Accordingly, the Biden campaign's broad strategy of staying relatively low-key while the president spews his increasingly deranged theories about pandemics and his very good brain and who-the-hell-even-knows-what-else makes a fair bit of sense. Let Trump hang himself with his own words, their thinking appears to be, and Biden can seem dignified and presidential by staying above it all.

In theory this all tracks. But in practice Biden is still auditioning to become the most powerful person on Earth. Despite what the opportunistic ghouls at The Lincoln Project would have you believe, a candidate can't simply coast on Trump's historic unpopularity alone if they want to win a national election; they actually have to get out there and do some campaigning, which admittedly is a difficult prospect in the midst of a global pandemic.

And so here we are, with three months to go before the 2020 presidential election, and Biden is giving interviews from what I can only assume is his meticulously curated home office. Unfortunately, on Wednesday, his effort turned sour when Biden seemingly abandoned all three of the aforementioned campaign precepts, and instead did, uh, this:

There's a lot to unpack here, and none of it's good.
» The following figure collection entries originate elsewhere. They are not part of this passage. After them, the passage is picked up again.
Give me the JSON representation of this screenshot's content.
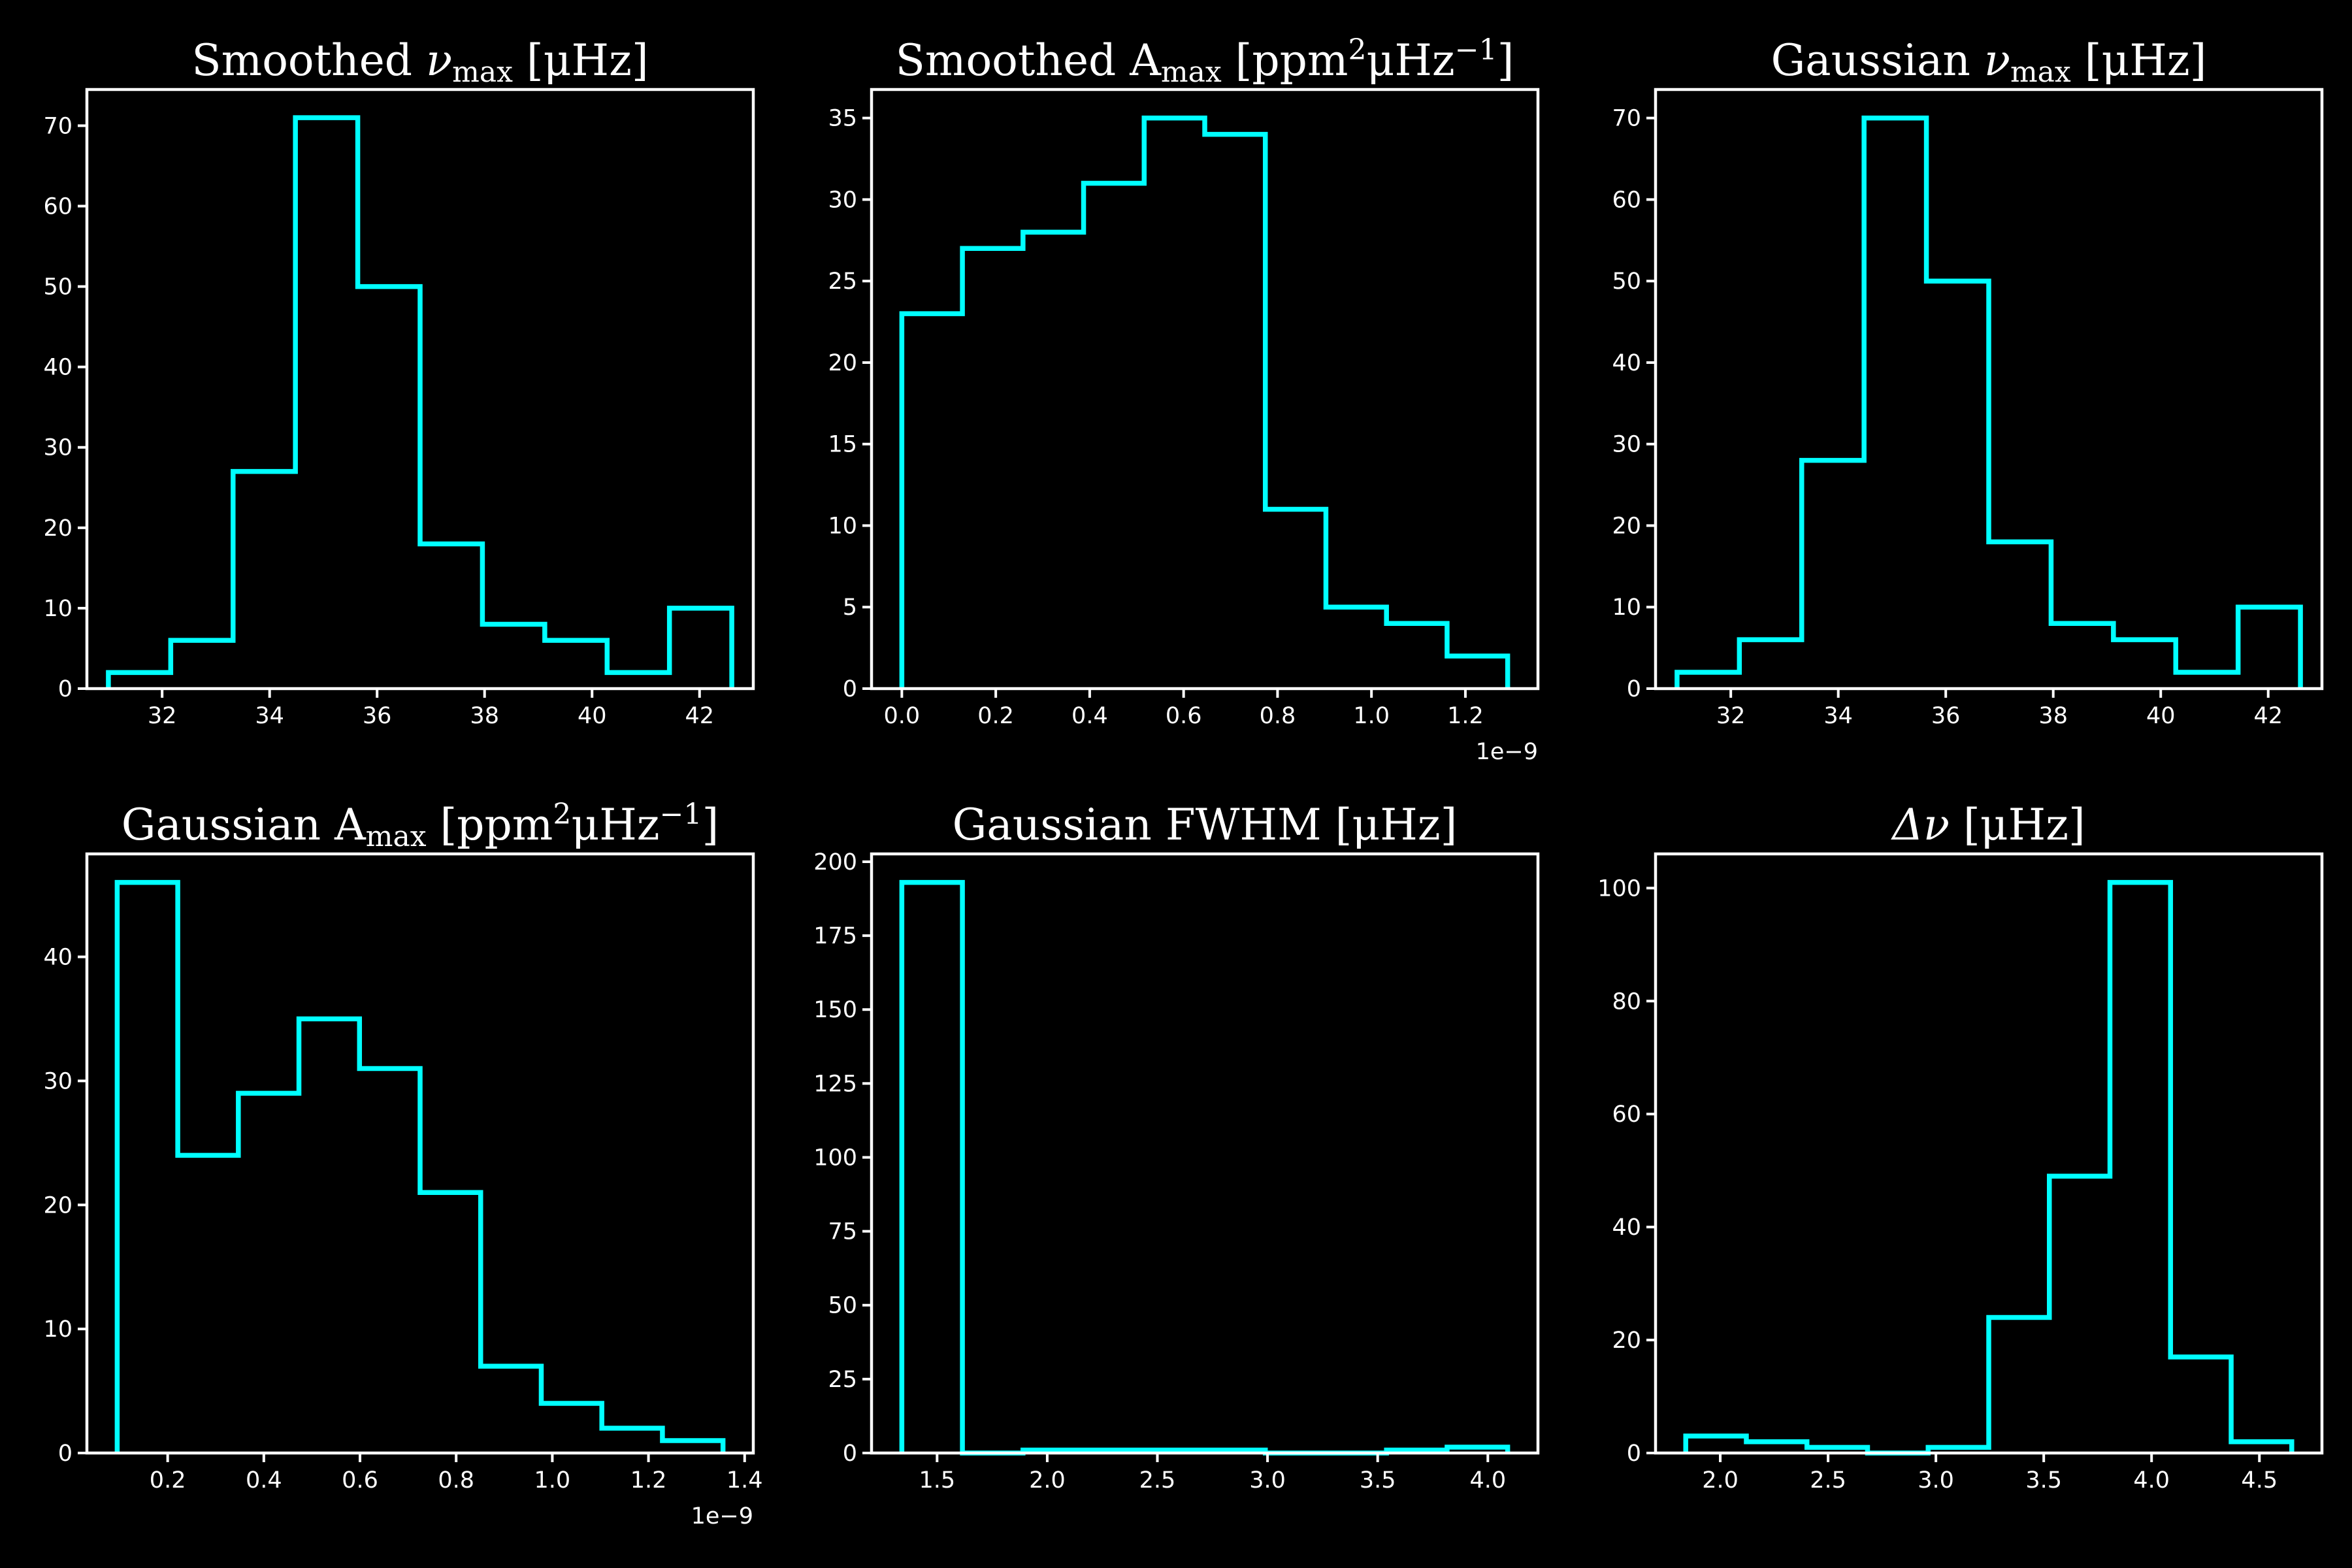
{
  "figure": {
    "background": "#000000",
    "line_color": "#00ffff",
    "frame_color": "#ffffff"
  },
  "chart_data": [
    {
      "type": "histogram",
      "title_parts": [
        [
          "",
          "Smoothed "
        ],
        [
          "sym",
          "ν"
        ],
        [
          "sub",
          "max"
        ],
        [
          "",
          " [μHz]"
        ]
      ],
      "edges": [
        31.0,
        32.16,
        33.32,
        34.48,
        35.64,
        36.8,
        37.96,
        39.12,
        40.28,
        41.44,
        42.6
      ],
      "counts": [
        2,
        6,
        27,
        71,
        50,
        18,
        8,
        6,
        2,
        10
      ],
      "xlim": [
        30.6,
        43.0
      ],
      "ylim": [
        0,
        74.5
      ],
      "xticks": [
        32,
        34,
        36,
        38,
        40,
        42
      ],
      "xtick_labels": [
        "32",
        "34",
        "36",
        "38",
        "40",
        "42"
      ],
      "yticks": [
        0,
        10,
        20,
        30,
        40,
        50,
        60,
        70
      ],
      "ytick_labels": [
        "0",
        "10",
        "20",
        "30",
        "40",
        "50",
        "60",
        "70"
      ],
      "x_offset_label": ""
    },
    {
      "type": "histogram",
      "title_parts": [
        [
          "",
          "Smoothed A"
        ],
        [
          "sub",
          "max"
        ],
        [
          "",
          " [ppm"
        ],
        [
          "sup",
          "2"
        ],
        [
          "",
          "μHz"
        ],
        [
          "sup",
          "−1"
        ],
        [
          "",
          "]"
        ]
      ],
      "edges": [
        0.0,
        0.129,
        0.258,
        0.387,
        0.516,
        0.645,
        0.774,
        0.903,
        1.032,
        1.161,
        1.29
      ],
      "counts": [
        23,
        27,
        28,
        31,
        35,
        34,
        11,
        5,
        4,
        2
      ],
      "xlim": [
        -0.0645,
        1.3545
      ],
      "ylim": [
        0,
        36.75
      ],
      "xticks": [
        0.0,
        0.2,
        0.4,
        0.6,
        0.8,
        1.0,
        1.2
      ],
      "xtick_labels": [
        "0.0",
        "0.2",
        "0.4",
        "0.6",
        "0.8",
        "1.0",
        "1.2"
      ],
      "yticks": [
        0,
        5,
        10,
        15,
        20,
        25,
        30,
        35
      ],
      "ytick_labels": [
        "0",
        "5",
        "10",
        "15",
        "20",
        "25",
        "30",
        "35"
      ],
      "x_offset_label": "1e−9"
    },
    {
      "type": "histogram",
      "title_parts": [
        [
          "",
          "Gaussian "
        ],
        [
          "sym",
          "ν"
        ],
        [
          "sub",
          "max"
        ],
        [
          "",
          " [μHz]"
        ]
      ],
      "edges": [
        31.0,
        32.16,
        33.32,
        34.48,
        35.64,
        36.8,
        37.96,
        39.12,
        40.28,
        41.44,
        42.6
      ],
      "counts": [
        2,
        6,
        28,
        70,
        50,
        18,
        8,
        6,
        2,
        10
      ],
      "xlim": [
        30.6,
        43.0
      ],
      "ylim": [
        0,
        73.5
      ],
      "xticks": [
        32,
        34,
        36,
        38,
        40,
        42
      ],
      "xtick_labels": [
        "32",
        "34",
        "36",
        "38",
        "40",
        "42"
      ],
      "yticks": [
        0,
        10,
        20,
        30,
        40,
        50,
        60,
        70
      ],
      "ytick_labels": [
        "0",
        "10",
        "20",
        "30",
        "40",
        "50",
        "60",
        "70"
      ],
      "x_offset_label": ""
    },
    {
      "type": "histogram",
      "title_parts": [
        [
          "",
          "Gaussian A"
        ],
        [
          "sub",
          "max"
        ],
        [
          "",
          " [ppm"
        ],
        [
          "sup",
          "2"
        ],
        [
          "",
          "μHz"
        ],
        [
          "sup",
          "−1"
        ],
        [
          "",
          "]"
        ]
      ],
      "edges": [
        0.095,
        0.221,
        0.347,
        0.473,
        0.599,
        0.725,
        0.851,
        0.977,
        1.103,
        1.229,
        1.355
      ],
      "counts": [
        46,
        24,
        29,
        35,
        31,
        21,
        7,
        4,
        2,
        1
      ],
      "xlim": [
        0.032,
        1.418
      ],
      "ylim": [
        0,
        48.3
      ],
      "xticks": [
        0.2,
        0.4,
        0.6,
        0.8,
        1.0,
        1.2,
        1.4
      ],
      "xtick_labels": [
        "0.2",
        "0.4",
        "0.6",
        "0.8",
        "1.0",
        "1.2",
        "1.4"
      ],
      "yticks": [
        0,
        10,
        20,
        30,
        40
      ],
      "ytick_labels": [
        "0",
        "10",
        "20",
        "30",
        "40"
      ],
      "x_offset_label": "1e−9"
    },
    {
      "type": "histogram",
      "title_parts": [
        [
          "",
          "Gaussian FWHM [μHz]"
        ]
      ],
      "edges": [
        1.34,
        1.615,
        1.89,
        2.165,
        2.44,
        2.715,
        2.99,
        3.265,
        3.54,
        3.815,
        4.09
      ],
      "counts": [
        193,
        0,
        1,
        1,
        1,
        1,
        0,
        0,
        1,
        2
      ],
      "xlim": [
        1.2025,
        4.2275
      ],
      "ylim": [
        0,
        202.65
      ],
      "xticks": [
        1.5,
        2.0,
        2.5,
        3.0,
        3.5,
        4.0
      ],
      "xtick_labels": [
        "1.5",
        "2.0",
        "2.5",
        "3.0",
        "3.5",
        "4.0"
      ],
      "yticks": [
        0,
        25,
        50,
        75,
        100,
        125,
        150,
        175,
        200
      ],
      "ytick_labels": [
        "0",
        "25",
        "50",
        "75",
        "100",
        "125",
        "150",
        "175",
        "200"
      ],
      "x_offset_label": ""
    },
    {
      "type": "histogram",
      "title_parts": [
        [
          "sym",
          "Δν"
        ],
        [
          "",
          " [μHz]"
        ]
      ],
      "edges": [
        1.84,
        2.121,
        2.402,
        2.683,
        2.964,
        3.245,
        3.526,
        3.807,
        4.088,
        4.369,
        4.65
      ],
      "counts": [
        3,
        2,
        1,
        0,
        1,
        24,
        49,
        101,
        17,
        2
      ],
      "xlim": [
        1.7,
        4.79
      ],
      "ylim": [
        0,
        106.05
      ],
      "xticks": [
        2.0,
        2.5,
        3.0,
        3.5,
        4.0,
        4.5
      ],
      "xtick_labels": [
        "2.0",
        "2.5",
        "3.0",
        "3.5",
        "4.0",
        "4.5"
      ],
      "yticks": [
        0,
        20,
        40,
        60,
        80,
        100
      ],
      "ytick_labels": [
        "0",
        "20",
        "40",
        "60",
        "80",
        "100"
      ],
      "x_offset_label": ""
    }
  ]
}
In rejecting the premise that he — unlike Trump — should take a cognitive test, Biden's response seemed like a cartoonish overreaction.

"Why the hell would I take a test?" Biden whined. "Come on man!"
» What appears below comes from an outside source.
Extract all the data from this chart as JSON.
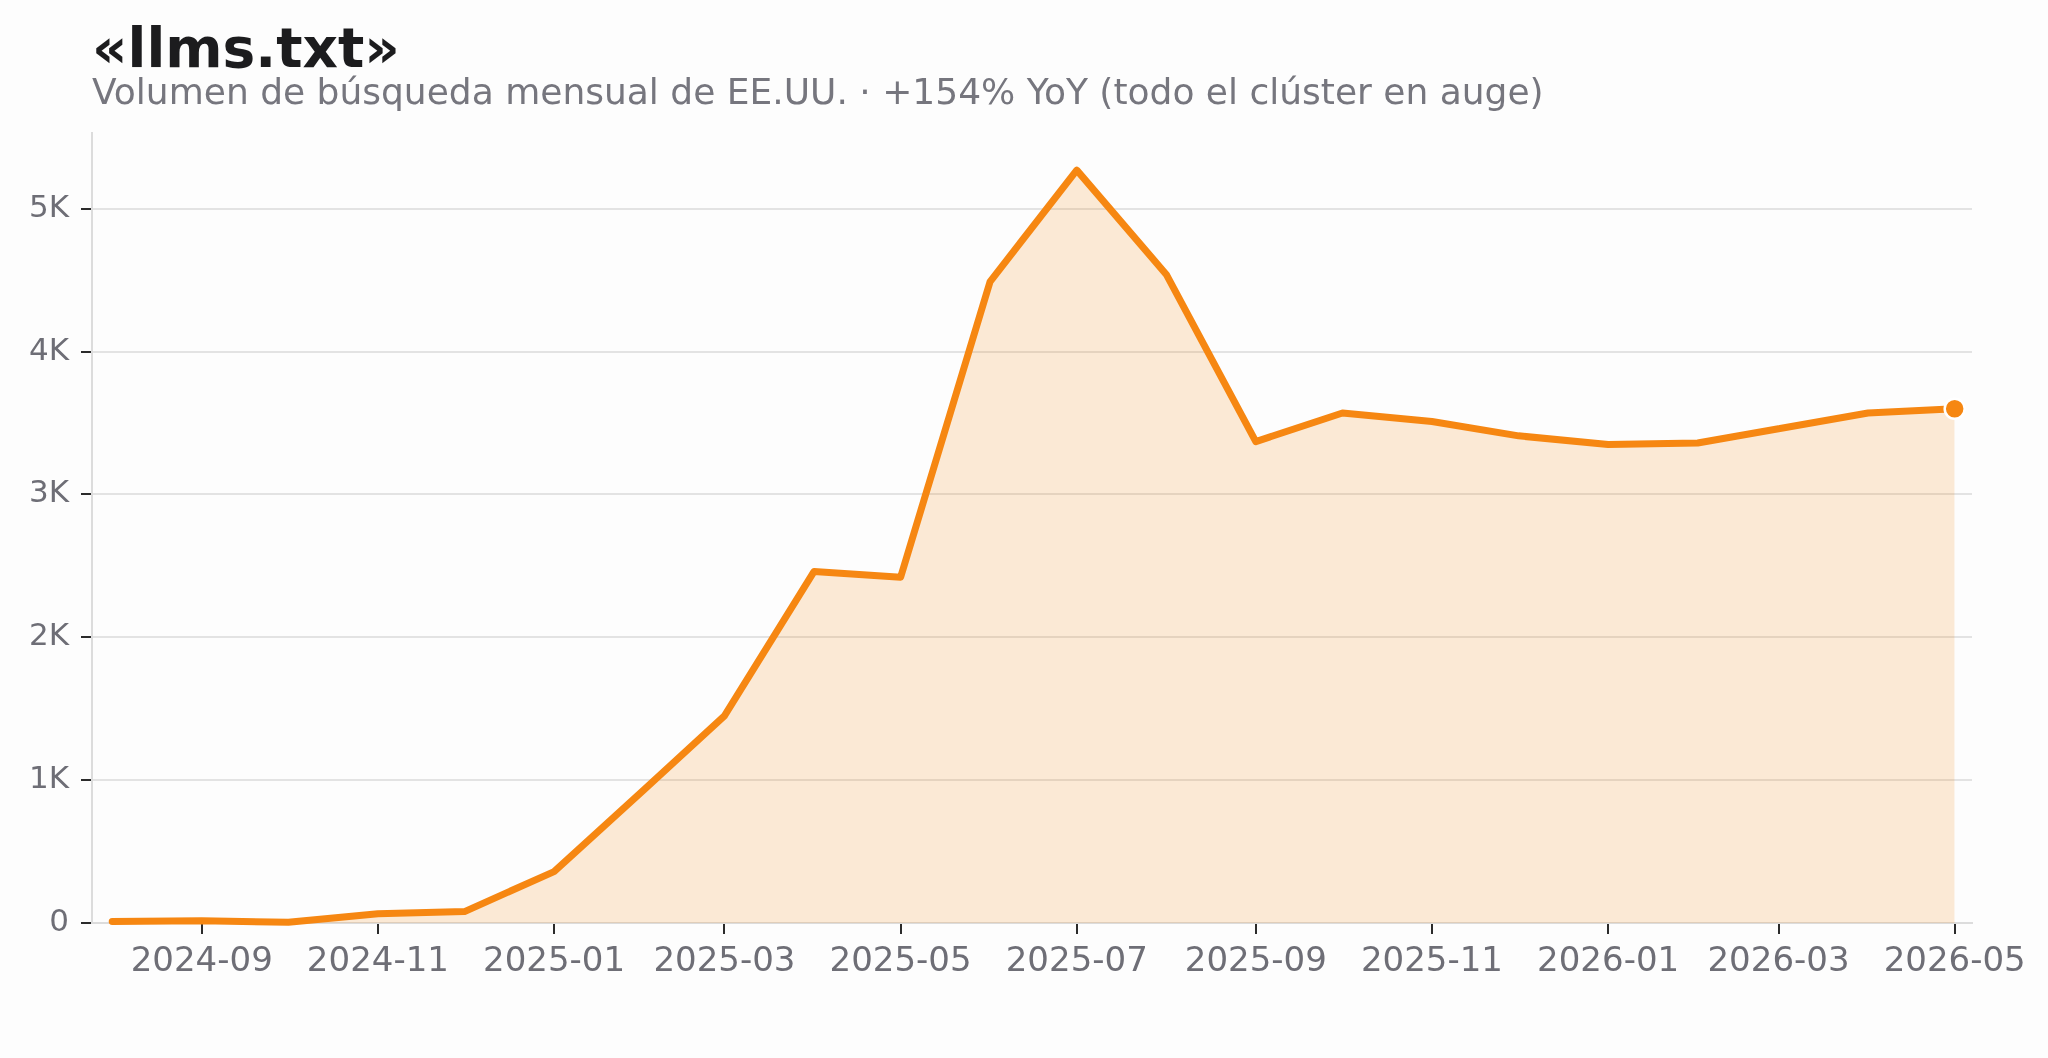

The optics here are not great for Biden, and they got even worse when he bizarrely pivoted to asking CBS News reporter Errol Barnett whether he should be tested for cocaine, asking finally, "Are you a junkie?"
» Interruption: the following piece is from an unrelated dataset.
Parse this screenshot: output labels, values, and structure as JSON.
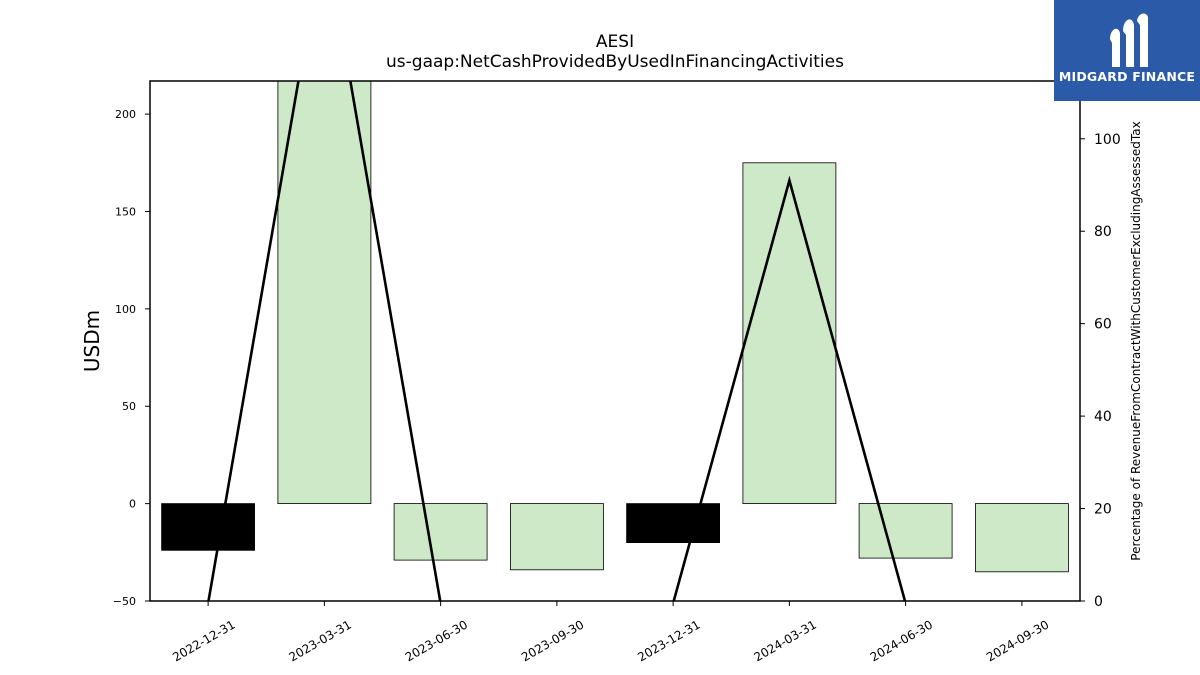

Look, the idea that Biden is somehow in significant mental decline whereas Trump has the sharpest brain in Washington is laughable on its face. But Biden sure doesn't do himself any favors here. Instead he comes off irritable, overly sensitive, and bizarrely tone deaf.

In part, I suspect Biden's difficulties here lie in the fact that his career has been spent cultivating an affinity for retail politics. He glad-hands, schmoozes, yuks it up — and yes, at times makes people deeply uncomfortable with his overly familiar behavior. But retail politics doesn't work when you're sitting alone in a room, speaking to a national audience through a webcam. There are no hands to shake, no shoulders to slap, and crucially, no immediate reactions to play off of beyond the diligent effort by Barnett to simply plow ahead with the interview from his own home office miles away.

But as much Biden's shtick simply doesn't translate well in this medium, his bungled response to Barnett's questioning is telling for another reason: It shows a crack in Biden's obvious campaign framing of the former vice president as the responsible adult — the one who doesn't fall apart and get weird in the face of pushback. A good rule of thumb, I think, is that if you're refuting bad faith smears of cognitive dysfunction, you should respond to those allegations — no matter how ludicrous they may be! — as calmly as possible, rather than with scattershot pivots and awkwardly delivered asides.

Instead, Biden took the bait, and now here we are, scratching our heads at what the hell just happened. There are three months left of this, and it seems like one way or another, Biden still has some work to do to differentiate himself from Trump — not just in policy, but in presence — without starting to sound like him, too.